O bom do Mauri era a sua transparência. Nem imagino qual poderia ser a cara do Mauri mentindo — acho que seu caráter o impedia de praticar tal fraqueza, tão humana e hoje corriqueira, a ponto de existirem — pasmem! — escolas superiores para graduação, pós-graduação, mestrado e doutorado de mentirosos. Sou testemunha de que o Mauri não mentia. Ao menos para mim, nunca mentiu!

Outra coisa boa do Mauri era a sua tolerância, inclusive com os chatos. Nisso nós discordávamos, embora eu preferisse não expressar muito minhas contrariedades com a sua disposição de ouvir, sinceramente interessado, as cretinices de elementos de quase todas as colorações ideológicas. Talvez ele respeitasse a humanidade dessas pessoas, mais do que eu sempre fui capaz.

A terceira qualidade do Mauri era a afabilidade. Ela se revelava no sorriso aberto e sincero, nos gestos largos e envolventes, nas palavras sempre solidárias. Encontrá-lo era um conforto.

Ah, sim: dos oito ou nove sujeitos realmente inteligentes que eu conheci, o Mauri foi de fato um hors-concours. Talvez porque com ele tenha convivido por mais tempo e enfrentado paradas desafiadoras, como aquele dia, nos anos setenta, em que quase morremos arrastados pela correnteza de uma bela praia do Litoral Norte paulista.

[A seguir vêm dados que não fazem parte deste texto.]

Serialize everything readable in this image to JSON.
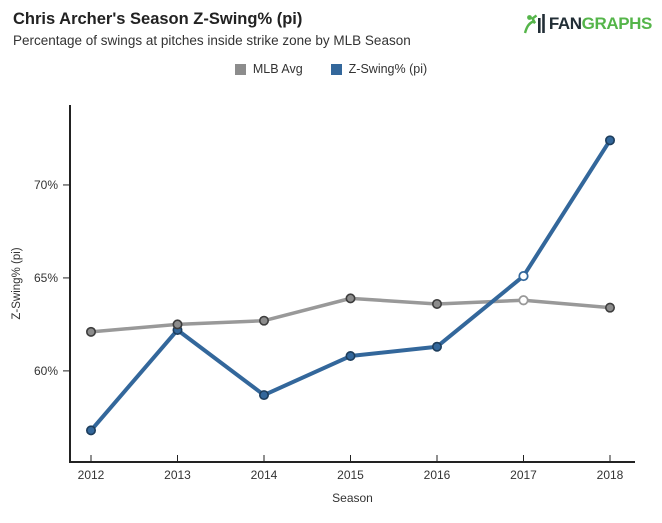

As experiências de quase morte aproximam (ou afastam) as pessoas, fazendo-nos respeitá-las mais, quem sabe? O fato é que o cara era inteligente. Tranquilamente inteligente. Despretensiosamente inteligente. Ciente disto.

Falei hoje pela manhã com sua companheira Heloísa. Contou-me que, apesar da pressão altíssima que vinha enfrentando nos últimos tempos, nesse final de semana fatídico ele estava feliz, cercado pela família, em confraternização. O ataque foi fulminante. Morreu nos braços do filho Daniel.

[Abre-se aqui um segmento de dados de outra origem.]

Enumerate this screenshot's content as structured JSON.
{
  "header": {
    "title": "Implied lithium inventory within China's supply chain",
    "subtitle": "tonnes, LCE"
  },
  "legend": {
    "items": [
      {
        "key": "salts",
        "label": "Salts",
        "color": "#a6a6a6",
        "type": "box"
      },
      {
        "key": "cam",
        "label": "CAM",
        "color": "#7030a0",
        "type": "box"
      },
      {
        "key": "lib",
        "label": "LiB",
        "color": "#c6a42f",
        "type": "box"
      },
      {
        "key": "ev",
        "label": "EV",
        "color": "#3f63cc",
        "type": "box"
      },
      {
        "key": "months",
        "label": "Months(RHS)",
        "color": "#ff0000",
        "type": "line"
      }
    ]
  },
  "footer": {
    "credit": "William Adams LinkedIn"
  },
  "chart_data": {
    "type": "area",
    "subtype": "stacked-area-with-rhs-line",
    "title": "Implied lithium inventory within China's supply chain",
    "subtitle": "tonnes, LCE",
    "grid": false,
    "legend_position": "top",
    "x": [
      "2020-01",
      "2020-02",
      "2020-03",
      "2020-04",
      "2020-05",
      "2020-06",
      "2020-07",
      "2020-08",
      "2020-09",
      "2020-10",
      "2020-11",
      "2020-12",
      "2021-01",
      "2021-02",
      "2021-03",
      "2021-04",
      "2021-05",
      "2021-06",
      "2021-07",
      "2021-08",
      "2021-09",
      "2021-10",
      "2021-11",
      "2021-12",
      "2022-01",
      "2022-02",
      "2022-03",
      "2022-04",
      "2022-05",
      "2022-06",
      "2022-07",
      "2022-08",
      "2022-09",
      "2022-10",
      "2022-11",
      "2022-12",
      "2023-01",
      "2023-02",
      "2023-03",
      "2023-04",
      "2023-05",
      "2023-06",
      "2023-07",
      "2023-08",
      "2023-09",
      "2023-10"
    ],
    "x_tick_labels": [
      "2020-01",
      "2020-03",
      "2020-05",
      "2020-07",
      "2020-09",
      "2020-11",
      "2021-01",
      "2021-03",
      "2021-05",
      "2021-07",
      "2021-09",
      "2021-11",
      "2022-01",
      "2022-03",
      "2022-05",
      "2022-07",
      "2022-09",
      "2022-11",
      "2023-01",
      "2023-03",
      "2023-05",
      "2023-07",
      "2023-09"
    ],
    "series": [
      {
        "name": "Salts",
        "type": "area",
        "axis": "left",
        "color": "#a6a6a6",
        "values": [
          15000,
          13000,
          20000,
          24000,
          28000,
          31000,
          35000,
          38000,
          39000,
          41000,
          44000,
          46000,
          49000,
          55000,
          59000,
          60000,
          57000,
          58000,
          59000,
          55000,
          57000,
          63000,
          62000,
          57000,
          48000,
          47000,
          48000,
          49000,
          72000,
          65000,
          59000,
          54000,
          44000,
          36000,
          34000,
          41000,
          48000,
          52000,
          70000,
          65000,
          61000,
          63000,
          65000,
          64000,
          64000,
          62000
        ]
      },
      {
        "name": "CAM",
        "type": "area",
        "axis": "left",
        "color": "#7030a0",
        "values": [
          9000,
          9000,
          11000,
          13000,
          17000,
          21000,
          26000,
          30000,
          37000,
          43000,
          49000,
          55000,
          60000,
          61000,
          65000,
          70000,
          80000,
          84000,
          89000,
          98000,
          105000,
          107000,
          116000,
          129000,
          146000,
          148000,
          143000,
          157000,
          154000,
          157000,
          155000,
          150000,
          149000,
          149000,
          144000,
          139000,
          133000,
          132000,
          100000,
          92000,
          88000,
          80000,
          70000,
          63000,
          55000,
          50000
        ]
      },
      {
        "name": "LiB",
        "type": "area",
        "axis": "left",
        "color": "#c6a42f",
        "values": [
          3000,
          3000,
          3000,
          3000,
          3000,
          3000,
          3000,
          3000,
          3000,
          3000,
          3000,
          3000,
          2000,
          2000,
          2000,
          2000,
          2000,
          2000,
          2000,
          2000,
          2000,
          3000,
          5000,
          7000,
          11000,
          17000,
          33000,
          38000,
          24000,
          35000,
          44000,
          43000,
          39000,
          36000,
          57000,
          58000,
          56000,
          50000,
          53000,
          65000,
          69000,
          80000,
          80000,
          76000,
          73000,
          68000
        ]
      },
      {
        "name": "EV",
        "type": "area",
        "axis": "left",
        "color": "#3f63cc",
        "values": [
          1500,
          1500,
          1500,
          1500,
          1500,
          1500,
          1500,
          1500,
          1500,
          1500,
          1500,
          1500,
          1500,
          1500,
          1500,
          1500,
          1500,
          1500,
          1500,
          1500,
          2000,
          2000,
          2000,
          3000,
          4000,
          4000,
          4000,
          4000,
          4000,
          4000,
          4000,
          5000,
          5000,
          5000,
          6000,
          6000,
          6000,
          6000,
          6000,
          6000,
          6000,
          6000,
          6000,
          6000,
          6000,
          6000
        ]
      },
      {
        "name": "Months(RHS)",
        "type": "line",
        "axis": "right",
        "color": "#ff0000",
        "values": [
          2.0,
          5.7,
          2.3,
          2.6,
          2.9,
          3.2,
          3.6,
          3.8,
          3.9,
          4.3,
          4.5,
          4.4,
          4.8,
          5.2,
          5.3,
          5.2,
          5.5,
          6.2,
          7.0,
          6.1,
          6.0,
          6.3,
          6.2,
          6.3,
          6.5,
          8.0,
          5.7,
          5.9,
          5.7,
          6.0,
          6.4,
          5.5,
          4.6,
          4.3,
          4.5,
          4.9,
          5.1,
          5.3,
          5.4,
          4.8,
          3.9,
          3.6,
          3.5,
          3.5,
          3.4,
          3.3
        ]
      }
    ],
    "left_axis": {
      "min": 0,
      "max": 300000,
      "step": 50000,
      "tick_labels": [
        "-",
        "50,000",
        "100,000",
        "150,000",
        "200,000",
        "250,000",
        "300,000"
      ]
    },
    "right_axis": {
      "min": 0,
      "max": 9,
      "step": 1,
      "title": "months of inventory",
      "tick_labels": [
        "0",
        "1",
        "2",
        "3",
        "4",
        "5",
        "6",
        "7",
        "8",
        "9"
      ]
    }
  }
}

Para não dizer que meu amigo era perfeito, tenho a declarar que ver o Mauri insistindo em tocar violão, até os dedos sangrarem, e apesar de sangrarem, era uma visão perturbadora e reveladora de quem, afinal, se tratava o sujeito. Neste ponto exato tinha início a nossa única e verdadeira discordância, nunca claramente explicitada, porque, afinal, de quê adiantaria? Eu não ia mudá-lo, nem ele a mim!

Tal senão era o elã, digamos, panfletário da personalidade do meu amigo. Viver para ele era uma causa. Seus atos pessoais, familiares, sociais, profissionais decorriam desse comprometimento íntimo e total com as coisas em que ele acreditava. Evoé, Mauri! Não me cabe, aqui, contraditá-lo. Ao meu modo lhe fui solidário. E um inquestionável amigo. Disto me orgulho. Adeus, Carlos Mauri Alexandrino, 65 anos.